MAHKEMESİ :Ağır Ceza Mahkemesi
SUÇ : Görevi Kötüye Kullanma, Hizmet Nedeniyle Güveni Kötüye Kulanma
HÜKÜM : Görevi kötüye kullanma ve hizmet nedeniyle güveni kötüye kullanma suçlarından ayrı ayrı beraat
Görevi kötüye kullanma ve hizmet nedeniyle güveni kötüye kullanma suçlarından sanığın beraatine ilişkin hükümler, Cumhuriyet savcısı ve katılan tarafından temyiz edilmekle, dosya incelenerek gereği düşünüldü;
Sanığın, katılan … vekili sıfatıyla, davalı … aleyhine Köyceğiz Asliye Hukuk Mahkemesinin 2008/84 esasına kayden açtığı ve kısmen kabulüne karar verilen tazminat davasında, kararda belirtilen tutarı tahsil ettiği halde katılana bilgi vermediği gibi çeşitli tarihlerde katılandan masraflar ve vekalet ücreti karşılığında ödemeler aldığı ve katılanın tahsil edilen miktardan haberdar olup, tarafına ödeme yapılmasını istemesi üzerine vekalet ücreti alacağından kaynaklanan yasal hapis hakkını kullandığını söyleyerek belirtilen miktarı uhdesinde tutmaya devam etmek suretiyle hizmet nedeniyle güveni kötüye kullanma ve görevi kötüye kullanma suçlarını işlediğinin iddia edildiği olayda; sanığın görevi kötüye kullanma suçunu işlediğine dair mahkumiyetine yeter derecede, şüpheden uzak, kesin ve inandırıcı delilin bulunmadığı, güveni kötüye kullanma suçu açısından da Avukatlık Kanunundaki avukatların hapis hakkına ilişkin özel düzenlemeler ve Borçlar Kanunundaki genel hükümler değerlendirildiğinde sanığın hapis hakkını kullanmasının haklı ve kanuni gerekçelere dayandığı, yüklenen suçların sanık tarafından işlendiğinin sabit olmadığı gerekçeleriyle verilen mahkemenin beraat hükümlerinde bir isabetsizlik görülmemiştir.

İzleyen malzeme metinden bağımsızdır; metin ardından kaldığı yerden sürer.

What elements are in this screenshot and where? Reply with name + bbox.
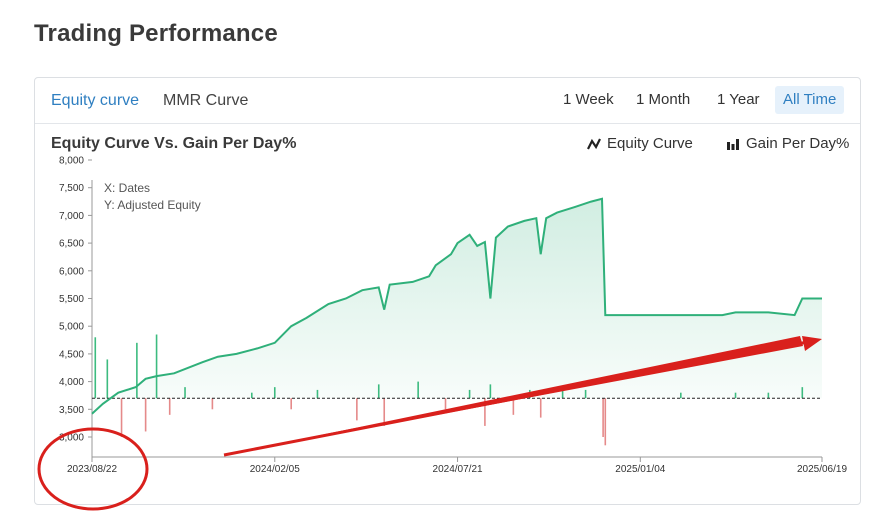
gain-bar [512,398,515,415]
card-header: Equity curve MMR Curve 1 Week 1 Month 1 … [35,78,860,124]
gain-bar [290,398,292,410]
gain-bar [356,398,358,421]
range-1-week-button[interactable]: 1 Week [563,91,614,108]
gain-bar [444,398,447,410]
annotation-circle [37,427,149,511]
x-tick-label: 2025/06/19 [797,464,847,475]
annotation-arrow-body [224,336,803,455]
y-tick-label: 8,000 [59,156,84,167]
page-title: Trading Performance [34,20,278,47]
legend-equity-label: Equity Curve [607,135,693,152]
gain-bar [604,398,607,446]
annotation-arrowhead [802,336,822,351]
x-tick-label: 2024/07/21 [433,464,483,475]
y-tick-label: 3,500 [59,405,84,416]
y-tick-label: 5,000 [59,322,84,333]
y-tick-label: 4,000 [59,377,84,388]
y-tick-label: 7,000 [59,211,84,222]
equity-curve-line [91,197,822,415]
range-all-time-button[interactable]: All Time [775,86,845,114]
range-1-month-button[interactable]: 1 Month [636,91,691,108]
y-tick-label: 6,000 [59,266,84,277]
y-tick-label: 5,500 [59,294,84,305]
gain-bar [211,398,214,410]
x-axis-info: X: Dates [104,181,150,195]
gain-bar [484,398,486,426]
legend-equity-curve[interactable]: Equity Curve [587,135,693,152]
bar-chart-icon [726,138,740,150]
gain-bar [144,398,147,432]
line-chart-icon [587,138,601,150]
gain-bar [168,398,171,415]
y-axis-info: Y: Adjusted Equity [104,198,201,212]
tab-equity-curve[interactable]: Equity curve [51,92,140,109]
gain-bar [136,342,138,399]
gain-bar [120,398,123,437]
legend-gain-label: Gain Per Day% [746,135,850,152]
chart-title: Equity Curve Vs. Gain Per Day% [51,135,297,152]
y-tick-label: 3,000 [59,433,84,444]
gain-bar [539,398,542,418]
y-tick-label: 4,500 [59,349,84,360]
x-tick-label: 2023/08/22 [67,464,117,475]
x-tick-label: 2024/02/05 [250,464,300,475]
range-1-year-button[interactable]: 1 Year [717,91,760,108]
gain-bar [106,359,109,399]
gain-bar [602,398,604,437]
y-tick-label: 7,500 [59,183,84,194]
x-tick-label: 2025/01/04 [615,464,665,475]
equity-area-fill [92,198,822,414]
gain-bar [94,337,97,399]
y-tick-label: 6,500 [59,239,84,250]
gain-bar [383,398,386,426]
gain-bar [155,334,158,399]
legend-gain-per-day[interactable]: Gain Per Day% [726,135,849,152]
tab-mmr-curve[interactable]: MMR Curve [163,92,249,109]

Sanığın, hizmet nedeniyle güveni kötüye kullanma ve görevi kötüye kullanma suçlarından ayrı ayrı beraatine karar verildiği halde gerekçeli karar başlığında güveni kötüye kullanma suçunun yazılması mahallinde düzeltilebilir maddi hata olarak kabul edilmiştir.
Yapılan yargılamaya, toplanıp karar yerinde gösterilen delillere, mahkemenin kovuşturma sonuçlarına uygun olarak oluşan kanaat ve takdirine, incelenen dosya kapsamına göre; Cumhuriyet savcısının, hizmet nedeniyle güveni kötüye kullanma suçunu işlediği sabit olduğu halde sanığın beraatine karar verilmesinin usul ve yasaya aykırı olduğuna ilişkin, katılanın ise sanığa disiplin cezası verildiğine, beraat etmesinin Anayasaya ve hukuka aykırı olduğuna ilişkin ve yerinde görülmeyen sair temyiz itirazlarının reddiyle, hükümlerin ONANMASINA, 15/03/2021 tarihinde oybirliğiyle karar verildi.